When one expected a completely village flavor to the proceedings, opening number 'Yeh Ajooba' throws a surprise as it begins as a techno track with western musical arrangements. A theme song that is bound to arrive at different situations in the movie, it has an echo effect of 'Maalamaal' in the background that brings with it an old fashioned charm. Mahalakshami Iyer and Javed Ali sing the funny number about the changing fortunes of the village with the kind of jest and energy that was required for the song of this nature. A fun track, it comes in a remix and original version and should make for a good background piece. Also knowing Priyadarshan's penchant for coming up with hilarious situations, this Sai Barve written song should be a good time pass on screen.

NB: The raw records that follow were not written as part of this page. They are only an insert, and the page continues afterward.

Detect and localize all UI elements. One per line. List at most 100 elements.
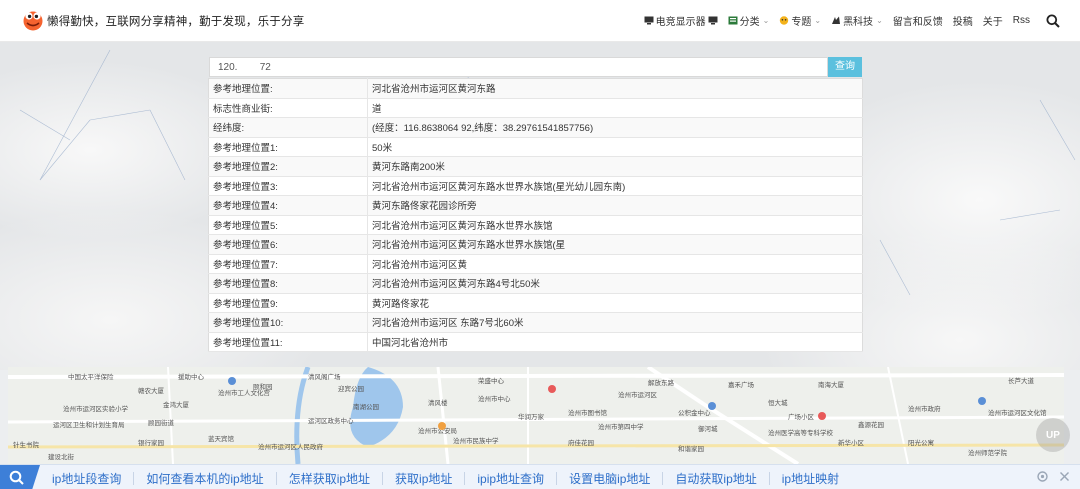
nav-label: 投稿 [952, 17, 973, 28]
link-divider [662, 472, 664, 485]
result-row: 参考地理位置10: 河北省沧州市运河区 东路7号北60米 [208, 312, 863, 333]
nav-about[interactable]: 关于 [983, 13, 1003, 28]
result-key: 参考地理位置11: [208, 332, 368, 352]
chevron-down-icon: ⌄ [814, 16, 822, 25]
map-label: 沧州市运河区实验小学 [63, 406, 128, 413]
close-icon[interactable] [1059, 471, 1070, 482]
result-value: 50米 [367, 137, 863, 157]
map-strip[interactable]: 中国太平洋保险 援助中心 清风阁广场 赣农大厦 沧州市工人文化宫 迎宾公园 南湖公园 金鸿大厦… [8, 367, 1064, 464]
gear-icon[interactable] [1036, 470, 1049, 483]
result-value: 河北省沧州市运河区黄 [367, 254, 863, 274]
nav-label: 分类 [739, 17, 760, 28]
back-to-top-button[interactable]: UP [1036, 418, 1070, 452]
nav-rss[interactable]: Rss [1013, 15, 1030, 26]
result-value: 中国河北省沧州市 [367, 332, 863, 352]
bottom-link[interactable]: ip地址段查询 [52, 470, 121, 487]
monitor-icon [644, 16, 654, 25]
map-label: 华润万家 [518, 414, 544, 421]
tech-icon [832, 16, 841, 24]
query-button[interactable]: 查询 [828, 57, 862, 77]
category-icon [728, 16, 738, 25]
map-label: 中国太平洋保险 [68, 374, 114, 381]
bottom-link[interactable]: 获取ip地址 [395, 470, 452, 487]
nav-label: 关于 [982, 17, 1003, 28]
map-label: 嘉禾广场 [728, 382, 754, 389]
map-label: 沧州市运河区 [618, 392, 657, 399]
map-label: 沧州医学高等专科学校 [768, 430, 833, 437]
result-value: 黄河东路南200米 [367, 156, 863, 177]
result-row: 参考地理位置5: 河北省沧州市运河区黄河东路水世界水族馆 [208, 215, 863, 235]
result-row: 参考地理位置6: 河北省沧州市运河区黄河东路水世界水族馆(星 [208, 234, 863, 255]
result-value: 河北省沧州市运河区黄河东路4号北50米 [367, 273, 863, 294]
site-slogan[interactable]: 懒得勤快，互联网分享精神，勤于发现，乐于分享 [47, 13, 304, 29]
search-icon [9, 470, 24, 485]
bottom-search-button[interactable] [0, 465, 40, 489]
map-label: 沧州市政府 [908, 406, 941, 413]
map-label: 迎宾公园 [338, 386, 364, 393]
result-value: 河北省沧州市运河区黄河东路水世界水族馆(星 [367, 234, 863, 255]
map-label: 清风楼 [428, 400, 448, 407]
bottom-link[interactable]: 设置电脑ip地址 [569, 470, 650, 487]
result-row: 标志性商业街: 道 [208, 98, 863, 118]
link-divider [382, 472, 384, 485]
result-key: 参考地理位置2: [208, 156, 368, 177]
map-label: 御河城 [698, 426, 718, 433]
map-label: 沧州市运河区人民政府 [258, 444, 323, 451]
result-row: 参考地理位置11: 中国河北省沧州市 [208, 332, 863, 352]
nav-feedback[interactable]: 留言和反馈 [893, 13, 943, 28]
bottom-link[interactable]: 如何查看本机的ip地址 [146, 470, 263, 487]
poi-pin[interactable] [228, 377, 236, 385]
nav-label: 黑科技 [843, 17, 874, 28]
topic-icon [780, 16, 789, 25]
map-label: 顾园街道 [148, 420, 174, 427]
result-row: 参考地理位置7: 河北省沧州市运河区黄 [208, 254, 863, 274]
result-row: 参考地理位置: 河北省沧州市运河区黄河东路 [208, 78, 863, 99]
map-label: 恒大城 [768, 400, 788, 407]
search-icon[interactable] [1046, 14, 1060, 28]
result-key: 参考地理位置3: [208, 176, 368, 196]
poi-pin[interactable] [978, 397, 986, 405]
hospital-pin[interactable] [818, 412, 826, 420]
map-label: 金鸿大厦 [163, 402, 189, 409]
nav-category[interactable]: 分类 ⌄ [728, 13, 769, 28]
map-label: 蓝天宾馆 [208, 436, 234, 443]
result-key: 参考地理位置8: [208, 273, 368, 294]
result-key: 标志性商业街: [208, 98, 368, 118]
poi-pin[interactable] [438, 422, 446, 430]
result-row: 参考地理位置9: 黄河路佟家花 [208, 293, 863, 313]
map-label: 南湖公园 [353, 404, 379, 411]
nav-label: 专题 [791, 17, 812, 28]
result-value: 河北省沧州市运河区黄河东路 [367, 78, 863, 99]
bottom-link[interactable]: 怎样获取ip地址 [289, 470, 370, 487]
result-key: 参考地理位置6: [208, 234, 368, 255]
map-label: 公积金中心 [678, 410, 711, 417]
bottom-link[interactable]: ip地址映射 [782, 470, 839, 487]
ip-input[interactable] [209, 57, 828, 77]
map-label: 运河区卫生和计划生育局 [53, 422, 125, 429]
nav-topic[interactable]: 专题 ⌄ [779, 13, 821, 28]
result-row: 参考地理位置2: 黄河东路南200米 [208, 156, 863, 177]
result-value: 河北省沧州市运河区 东路7号北60米 [367, 312, 863, 333]
map-label: 沧州市运河区文化馆 [988, 410, 1047, 417]
nav-gaming-monitor[interactable]: 电竞显示器 [644, 13, 718, 28]
bottom-link[interactable]: 自动获取ip地址 [675, 470, 756, 487]
bottom-link[interactable]: ipip地址查询 [477, 470, 544, 487]
result-value: 黄河东路佟家花园诊所旁 [367, 195, 863, 216]
map-label: 援助中心 [178, 374, 204, 381]
map-label: 建设北街 [48, 454, 74, 461]
nav-label: Rss [1012, 15, 1030, 26]
link-divider [133, 472, 135, 485]
map-label: 运河区政务中心 [308, 418, 354, 425]
link-divider [464, 472, 466, 485]
header: 懒得勤快，互联网分享精神，勤于发现，乐于分享 电竞显示器 分类 ⌄ 专题 ⌄ 黑… [0, 0, 1080, 42]
poi-pin[interactable] [708, 402, 716, 410]
result-row: 参考地理位置1: 50米 [208, 137, 863, 157]
logo-icon[interactable] [22, 9, 44, 31]
map-label: 解放东路 [648, 380, 674, 387]
link-divider [275, 472, 277, 485]
result-value: 河北省沧州市运河区黄河东路水世界水族馆(星光幼儿园东南) [367, 176, 863, 196]
nav-black-tech[interactable]: 黑科技 ⌄ [831, 13, 883, 28]
hospital-pin[interactable] [548, 385, 556, 393]
nav-submit[interactable]: 投稿 [953, 13, 973, 28]
map-label: 颐和园 [253, 384, 273, 391]
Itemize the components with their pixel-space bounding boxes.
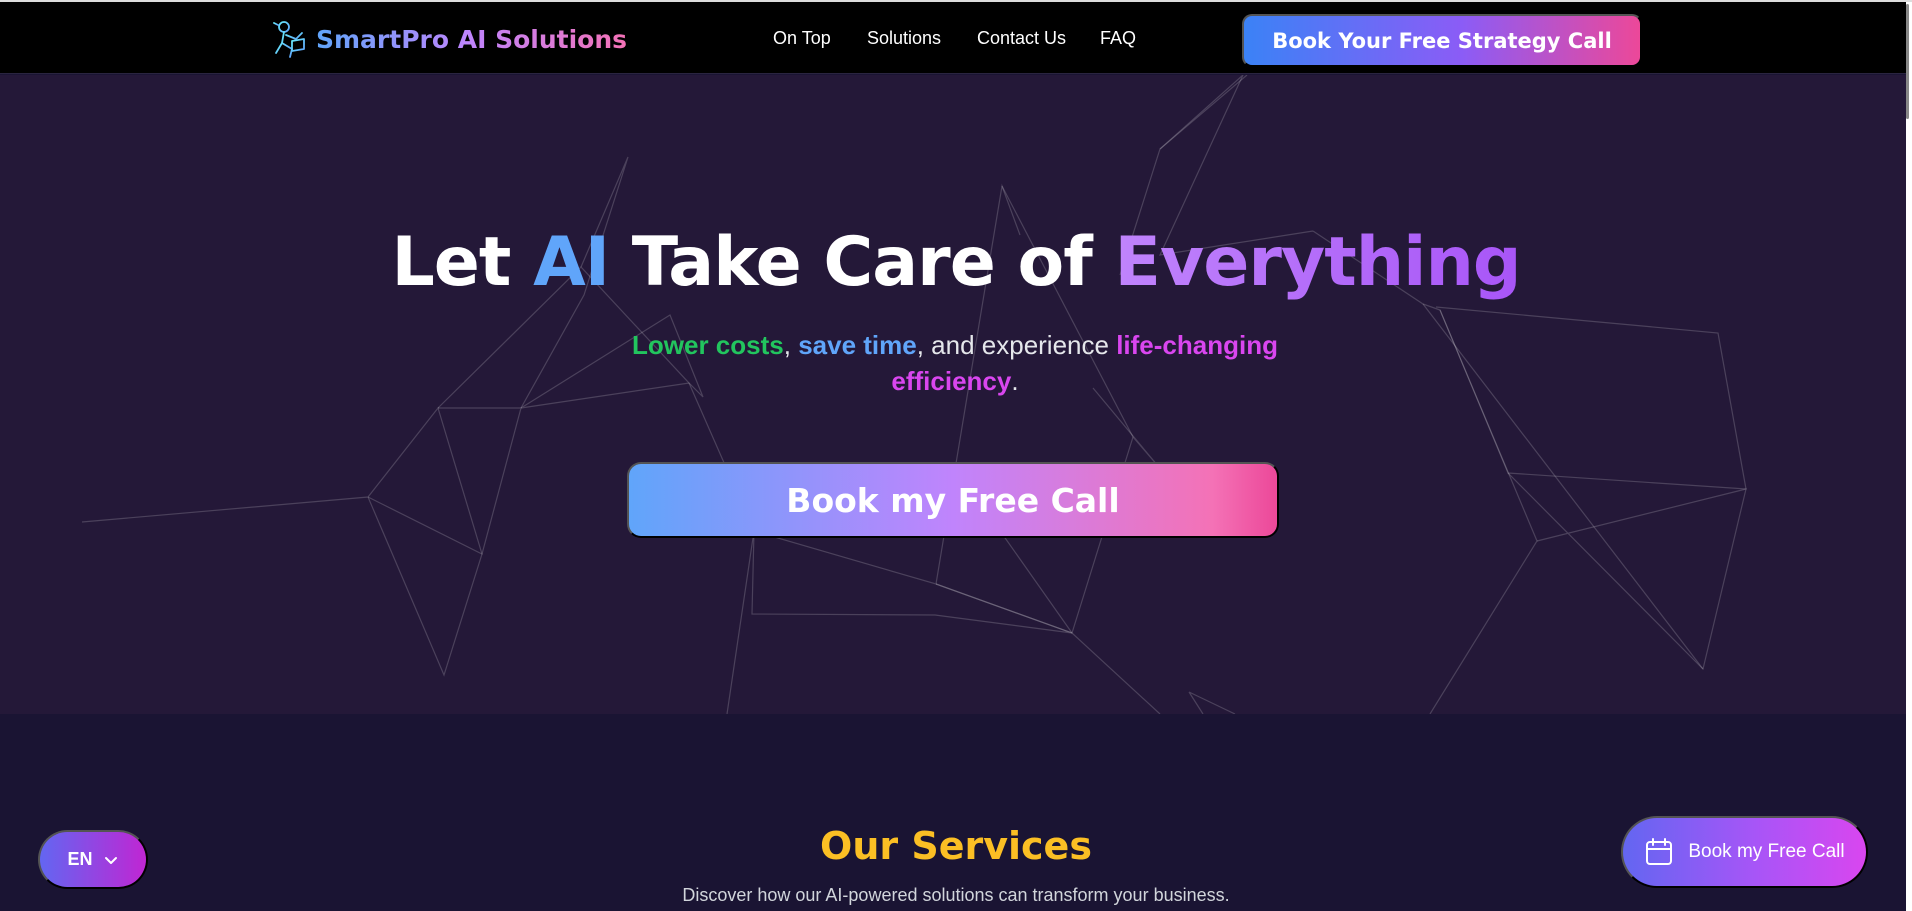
language-code: EN <box>67 849 93 869</box>
nav-link-contact-us[interactable]: Contact Us <box>977 28 1066 49</box>
nav-link-on-top[interactable]: On Top <box>773 28 831 49</box>
hero-heading-ai: AI <box>533 223 610 302</box>
language-selector[interactable]: EN <box>38 830 148 889</box>
hero-heading-part2: Take Care of <box>609 223 1115 302</box>
hero-heading: Let AI Take Care of Everything <box>0 223 1912 302</box>
hero-subheading: Lower costs, save time, and experience l… <box>610 327 1300 399</box>
hero-sub-sep1: , <box>783 330 799 360</box>
nav-link-faq[interactable]: FAQ <box>1100 28 1136 49</box>
hero-sub-save-time: save time <box>798 330 917 360</box>
robot-reading-icon <box>273 21 305 58</box>
scrollbar-thumb[interactable] <box>1906 4 1909 119</box>
brand-name: SmartPro AI Solutions <box>316 24 628 54</box>
floating-book-call-button[interactable]: Book my Free Call <box>1621 816 1868 888</box>
services-subheading: Discover how our AI-powered solutions ca… <box>682 885 1230 905</box>
hero-section: Let AI Take Care of Everything Lower cos… <box>0 75 1912 714</box>
hero-sub-end: . <box>1011 366 1019 396</box>
floating-cta-label: Book my Free Call <box>1688 841 1845 862</box>
brand-logo[interactable]: SmartPro AI Solutions <box>270 19 627 59</box>
book-strategy-call-button[interactable]: Book Your Free Strategy Call <box>1242 14 1642 67</box>
calendar-icon <box>1646 838 1673 865</box>
services-section: Our Services Discover how our AI-powered… <box>0 714 1912 911</box>
hero-sub-lower-costs: Lower costs <box>632 330 784 360</box>
book-free-call-button[interactable]: Book my Free Call <box>627 462 1279 538</box>
top-navbar: SmartPro AI Solutions On Top Solutions C… <box>0 0 1912 74</box>
hero-sub-mid: , and experience <box>916 330 1117 360</box>
hero-heading-everything: Everything <box>1114 223 1521 302</box>
hero-heading-part1: Let <box>391 223 534 302</box>
chevron-down-icon <box>104 856 117 864</box>
nav-link-solutions[interactable]: Solutions <box>867 28 941 49</box>
page-scrollbar[interactable] <box>1906 2 1912 911</box>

Village flavor does makes its presence felt soon after with 'Sun Mere Mitva' that belongs to the 70s. A decent number that takes you to the heartland of India, credit also needs to go to Nawab Arzoo who pens the lyrics that suit the film's setting. Karsan Sargathia sings this song about the events that have happened over the years in the village and the life of the villagers there. He does a fine job along with an able support from chorus singers.
Yet another number belonging to the 70s, 'Kismat Se Chalti Hai Duniya', comes in next. This is the 'nautanki' number by Rakhi Sawant that has been making a lot of news over last few weeks and looking at the naughty rendition of Vaishali Samant to Nitin Raikwar's lyrics, a foot tapping tune and Rakhi's presence in the number, 'Kismat Se' should be a fine entertainer when it arrives on screen. We are not talking about any of the above mentioned numbers being classics in any sense but looking at the subject of the movie, its setting and the situations, these numbers should fit in well in the narrative.
Javed Ali and Shreya Ghoshal come together for the duet 'Hansani O Meri Hansani' written by Nitin Raikwar that doesn't seem to be a number that would be taken seriously during its picturization. Though it is a romantic number, knowing Riteish Deshmukh's comic timing (remember 'Kamsin Kali' from 'Mr. Ya Miss' where he made a good copy of Amol Palekar), we can expect some smiles coming along while the song is on screen. Musically speaking, it's an ordinary number that won't really go any further after the movie is off the screens in spite of a remix version coming in later.
Javed Ali, who has sung the maximum tracks in the album, reunites with Mahalaxmi Iyer for the duet 'Sar Sar Sar Sarti Hava' that is straight from the 70s (yet again) and has ample dose of passion and love embedded in it by means of Chhaya Vora's lyrics and the rendition by the two singers. Hear it on for the old world charm as it is one of the more enjoyable numbers in the album.
Overall the music of 'Malamaal Weekly' surprises you because in the beginning one was not very sure if this movie, purely driven by characters and situations, may have any scope of music at all. But composer Uttankk V.Vorra spins some tunes that do not bore and go with the mood of the movie as per the situations.